Für wen kommt eine PRP-Behandlung infrage?
Eine PRP-Behandlung kommt insbesondere für Frauen mit eingeschränkter Eizellreserve, vorzeitig nachlassender Eierstockfunktion (POI), dünner Gebärmutterschleimhaut oder wiederholtem Implantationsversagen infrage. Ob sie in Ihrem Fall sinnvoll ist, beurteilen wir im Rahmen einer ausführlichen ärztlichen Beratung anhand Ihrer medizinischen Ausgangssituation.
Wann kann eine PRP-Behandlung bei Kinderwunsch sinnvoll sein?
Eine PRP-Behandlung kann insbesondere bei eingeschränkter Eizellreserve, dünner Gebärmutterschleimhaut oder wiederholtem Implantationsversagen eine ergänzende Therapieoption sein.
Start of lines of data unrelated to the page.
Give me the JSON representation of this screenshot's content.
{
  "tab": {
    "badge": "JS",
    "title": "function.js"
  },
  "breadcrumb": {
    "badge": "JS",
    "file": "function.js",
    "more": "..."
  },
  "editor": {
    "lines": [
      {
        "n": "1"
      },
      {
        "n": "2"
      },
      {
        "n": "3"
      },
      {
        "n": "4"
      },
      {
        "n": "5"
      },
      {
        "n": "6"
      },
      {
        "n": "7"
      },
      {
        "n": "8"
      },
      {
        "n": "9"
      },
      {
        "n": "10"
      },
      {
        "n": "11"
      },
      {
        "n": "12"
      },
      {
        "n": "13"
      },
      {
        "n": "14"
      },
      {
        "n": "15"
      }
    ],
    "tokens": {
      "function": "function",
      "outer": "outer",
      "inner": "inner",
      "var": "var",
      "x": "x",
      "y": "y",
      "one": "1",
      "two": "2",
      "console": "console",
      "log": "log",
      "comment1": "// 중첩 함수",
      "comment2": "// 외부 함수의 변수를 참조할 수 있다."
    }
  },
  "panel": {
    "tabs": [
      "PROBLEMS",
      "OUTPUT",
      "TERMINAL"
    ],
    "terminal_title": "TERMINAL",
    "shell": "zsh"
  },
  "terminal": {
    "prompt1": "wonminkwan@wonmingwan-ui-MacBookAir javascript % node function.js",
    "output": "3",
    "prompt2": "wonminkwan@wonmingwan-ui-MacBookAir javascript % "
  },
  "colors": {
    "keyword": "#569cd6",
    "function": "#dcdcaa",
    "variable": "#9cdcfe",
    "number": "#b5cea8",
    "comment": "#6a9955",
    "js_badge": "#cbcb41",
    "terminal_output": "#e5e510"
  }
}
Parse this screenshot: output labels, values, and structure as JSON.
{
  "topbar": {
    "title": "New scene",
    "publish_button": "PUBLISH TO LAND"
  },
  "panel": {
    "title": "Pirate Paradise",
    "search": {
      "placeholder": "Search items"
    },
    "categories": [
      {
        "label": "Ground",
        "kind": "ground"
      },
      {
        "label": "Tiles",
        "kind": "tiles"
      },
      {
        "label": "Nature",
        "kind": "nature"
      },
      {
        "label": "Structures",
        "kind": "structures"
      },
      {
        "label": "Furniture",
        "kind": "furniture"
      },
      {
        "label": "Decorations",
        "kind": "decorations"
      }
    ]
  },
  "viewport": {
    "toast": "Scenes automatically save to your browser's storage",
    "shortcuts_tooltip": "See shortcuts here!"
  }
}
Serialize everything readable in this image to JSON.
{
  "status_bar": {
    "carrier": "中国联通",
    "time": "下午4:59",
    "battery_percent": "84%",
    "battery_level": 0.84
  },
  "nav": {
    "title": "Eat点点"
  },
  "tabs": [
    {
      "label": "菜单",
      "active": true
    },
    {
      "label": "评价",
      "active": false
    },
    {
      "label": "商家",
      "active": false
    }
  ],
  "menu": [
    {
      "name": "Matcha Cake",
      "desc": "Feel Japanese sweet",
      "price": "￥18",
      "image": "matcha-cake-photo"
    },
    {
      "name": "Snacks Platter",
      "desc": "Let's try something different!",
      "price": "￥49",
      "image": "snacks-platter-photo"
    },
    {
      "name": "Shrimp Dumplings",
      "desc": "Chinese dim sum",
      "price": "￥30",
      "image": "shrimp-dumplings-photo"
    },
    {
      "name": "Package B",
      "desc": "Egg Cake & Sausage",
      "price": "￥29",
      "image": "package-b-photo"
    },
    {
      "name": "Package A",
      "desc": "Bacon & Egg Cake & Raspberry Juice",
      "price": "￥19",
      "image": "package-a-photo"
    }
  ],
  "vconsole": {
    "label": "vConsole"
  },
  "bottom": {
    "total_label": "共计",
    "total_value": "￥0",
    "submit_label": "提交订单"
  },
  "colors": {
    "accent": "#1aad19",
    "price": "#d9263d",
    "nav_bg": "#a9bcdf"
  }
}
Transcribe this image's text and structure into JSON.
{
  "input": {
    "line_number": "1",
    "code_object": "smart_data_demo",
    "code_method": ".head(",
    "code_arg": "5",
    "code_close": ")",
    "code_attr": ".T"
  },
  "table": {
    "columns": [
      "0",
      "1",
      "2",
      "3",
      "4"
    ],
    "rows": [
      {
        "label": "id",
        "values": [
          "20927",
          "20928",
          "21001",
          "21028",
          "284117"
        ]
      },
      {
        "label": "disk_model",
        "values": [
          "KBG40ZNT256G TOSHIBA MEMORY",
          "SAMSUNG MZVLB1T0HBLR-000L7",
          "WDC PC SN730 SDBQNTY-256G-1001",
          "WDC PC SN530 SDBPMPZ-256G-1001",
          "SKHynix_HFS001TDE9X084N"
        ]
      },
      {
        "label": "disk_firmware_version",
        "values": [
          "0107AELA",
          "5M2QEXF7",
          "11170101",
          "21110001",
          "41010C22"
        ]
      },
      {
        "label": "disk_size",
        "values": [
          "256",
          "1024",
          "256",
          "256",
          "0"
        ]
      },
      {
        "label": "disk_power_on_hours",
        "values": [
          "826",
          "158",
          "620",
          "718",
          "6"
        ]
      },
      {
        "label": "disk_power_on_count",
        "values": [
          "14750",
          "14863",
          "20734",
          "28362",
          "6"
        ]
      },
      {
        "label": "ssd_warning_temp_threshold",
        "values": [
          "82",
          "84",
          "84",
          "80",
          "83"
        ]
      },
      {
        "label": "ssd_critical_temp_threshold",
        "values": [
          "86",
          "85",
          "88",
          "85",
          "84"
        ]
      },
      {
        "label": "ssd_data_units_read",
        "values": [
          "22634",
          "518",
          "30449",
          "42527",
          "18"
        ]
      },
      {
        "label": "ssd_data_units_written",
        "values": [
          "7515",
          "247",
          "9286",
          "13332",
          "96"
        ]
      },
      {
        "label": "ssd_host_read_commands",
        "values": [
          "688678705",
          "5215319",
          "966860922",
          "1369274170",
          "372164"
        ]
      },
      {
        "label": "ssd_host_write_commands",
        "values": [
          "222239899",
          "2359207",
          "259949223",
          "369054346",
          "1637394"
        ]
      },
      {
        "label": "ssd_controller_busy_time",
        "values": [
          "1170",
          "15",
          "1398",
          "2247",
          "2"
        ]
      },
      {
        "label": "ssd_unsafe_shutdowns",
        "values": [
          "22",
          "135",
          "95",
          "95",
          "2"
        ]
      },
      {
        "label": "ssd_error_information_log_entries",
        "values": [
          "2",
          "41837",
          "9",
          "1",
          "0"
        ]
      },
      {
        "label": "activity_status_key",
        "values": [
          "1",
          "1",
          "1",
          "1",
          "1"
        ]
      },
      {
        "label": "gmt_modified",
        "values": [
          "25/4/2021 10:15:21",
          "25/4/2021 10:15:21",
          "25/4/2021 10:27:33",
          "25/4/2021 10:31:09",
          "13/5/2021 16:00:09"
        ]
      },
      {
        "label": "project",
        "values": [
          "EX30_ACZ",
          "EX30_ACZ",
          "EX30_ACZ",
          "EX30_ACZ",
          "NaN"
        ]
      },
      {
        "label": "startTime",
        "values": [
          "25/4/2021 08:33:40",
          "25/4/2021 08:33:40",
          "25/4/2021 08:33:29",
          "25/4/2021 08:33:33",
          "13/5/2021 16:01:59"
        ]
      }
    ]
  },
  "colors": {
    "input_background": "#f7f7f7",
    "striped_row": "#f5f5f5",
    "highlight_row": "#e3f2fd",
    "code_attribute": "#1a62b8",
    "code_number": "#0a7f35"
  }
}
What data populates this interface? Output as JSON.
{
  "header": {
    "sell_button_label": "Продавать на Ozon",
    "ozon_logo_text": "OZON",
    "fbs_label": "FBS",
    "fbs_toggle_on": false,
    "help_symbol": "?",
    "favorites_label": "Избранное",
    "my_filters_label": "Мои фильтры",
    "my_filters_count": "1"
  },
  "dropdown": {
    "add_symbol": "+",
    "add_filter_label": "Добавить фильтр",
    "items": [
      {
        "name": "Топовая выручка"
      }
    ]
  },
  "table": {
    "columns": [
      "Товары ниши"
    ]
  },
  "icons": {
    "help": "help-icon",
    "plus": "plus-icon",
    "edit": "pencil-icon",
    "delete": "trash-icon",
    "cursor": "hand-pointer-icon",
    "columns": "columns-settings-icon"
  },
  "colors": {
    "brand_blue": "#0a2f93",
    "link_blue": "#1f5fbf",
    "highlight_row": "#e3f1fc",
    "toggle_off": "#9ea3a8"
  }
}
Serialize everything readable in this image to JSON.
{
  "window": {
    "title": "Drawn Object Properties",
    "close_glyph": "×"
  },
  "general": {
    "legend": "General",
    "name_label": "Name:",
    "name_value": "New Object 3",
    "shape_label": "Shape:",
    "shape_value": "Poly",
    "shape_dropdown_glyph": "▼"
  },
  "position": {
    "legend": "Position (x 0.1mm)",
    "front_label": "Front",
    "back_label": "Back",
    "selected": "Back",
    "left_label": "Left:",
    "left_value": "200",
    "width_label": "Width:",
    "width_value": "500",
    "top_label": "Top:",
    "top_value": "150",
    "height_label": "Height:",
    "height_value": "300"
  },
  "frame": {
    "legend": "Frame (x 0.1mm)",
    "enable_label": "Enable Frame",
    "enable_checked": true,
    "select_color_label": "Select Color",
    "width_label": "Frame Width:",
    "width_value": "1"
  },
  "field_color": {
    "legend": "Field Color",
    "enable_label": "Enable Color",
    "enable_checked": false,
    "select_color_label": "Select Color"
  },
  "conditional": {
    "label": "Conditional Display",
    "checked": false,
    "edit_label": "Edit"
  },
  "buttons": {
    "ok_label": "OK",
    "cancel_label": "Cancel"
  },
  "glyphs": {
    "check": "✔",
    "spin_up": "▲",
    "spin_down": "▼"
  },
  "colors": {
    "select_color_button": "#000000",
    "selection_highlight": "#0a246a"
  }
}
Sie ersetzt keine etablierten Kinderwunschbehandlungen wie IVF oder ICSI, sondern kann diese in ausgewählten Situationen ergänzen. Ob eine PRP-Behandlung empfohlen wird, beurteilen wir individuell auf Grundlage Ihrer medizinischen Ausgangssituation und der aktuellen wissenschaftlichen Evidenz.
Wie erfolgreich ist eine PRP-Behandlung?
Die bisherigen Studien zeigen vielversprechende Ergebnisse für ausgewählte Patientinnen. Je nach Einsatzgebiet wurden unter anderem Verbesserungen der Follikelentwicklung, des Aufbaus der Gebärmutterschleimhaut oder der Implantationsraten beschrieben. Verlässliche Erfolgsquoten lassen sich derzeit jedoch noch nicht angeben, da sich die wissenschaftliche Evidenz weiterentwickelt. Ob eine PRP-Behandlung in Ihrem Fall Erfolg verspricht, beurteilen wir individuell auf Grundlage Ihrer medizinischen Ausgangssituation.
Ersetzt PRP eine IVF oder andere Kinderwunschbehandlungen?
Nein. PRP ist eine ergänzende, experimentelle Therapie und ersetzt keine etablierten Verfahren wie IVF oder ICSI. Sie kann jedoch in ausgewählten Fällen unterstützend eingesetzt werden, um die Ausgangsbedingungen zu verbessern.
Wann zeigt eine PRP-Behandlung ihre Wirkung?
Mögliche Effekte der PRP-Behandlung zeigen sich nicht sofort. Bei einer Behandlung der Eierstöcke können Veränderungen frühestens nach mehreren Wochen beobachtet werden. Bei einer Behandlung der Gebärmutterschleimhaut erfolgt die Anwendung meist gezielt im laufenden Zyklus oder vor einem Embryotransfer. Wann sich ein möglicher Behandlungserfolg beurteilen lässt, hängt vom jeweiligen Behandlungsziel und der individuellen Ausgangssituation ab.
Welche Nebenwirkungen oder Risiken gibt es?
Die PRP-Behandlung gilt insgesamt als gut verträglich. Da ausschließlich Eigenblut verwendet wird, besteht kein relevantes Allergierisiko durch das PRP selbst. Vorübergehend können leichte Beschwerden wie ein Ziehen im Unterbauch oder leichte Blutungen auftreten. Infektionen und andere Komplikationen sind selten.
Wann sollte eine PRP-Behandlung nicht durchgeführt werden?
Eine PRP-Behandlung sollte bei bestimmten Erkrankungen nicht durchgeführt werden. Dazu gehören unter anderem eine zu geringe Anzahl an Blutplättchen (Thrombozytopenie), bekannte Blutgerinnungsstörungen, aktive Krebserkrankungen sowie schwere chronische Lebererkrankungen. Ob die Behandlung für Sie infrage kommt, klären wir im persönlichen Beratungsgespräch.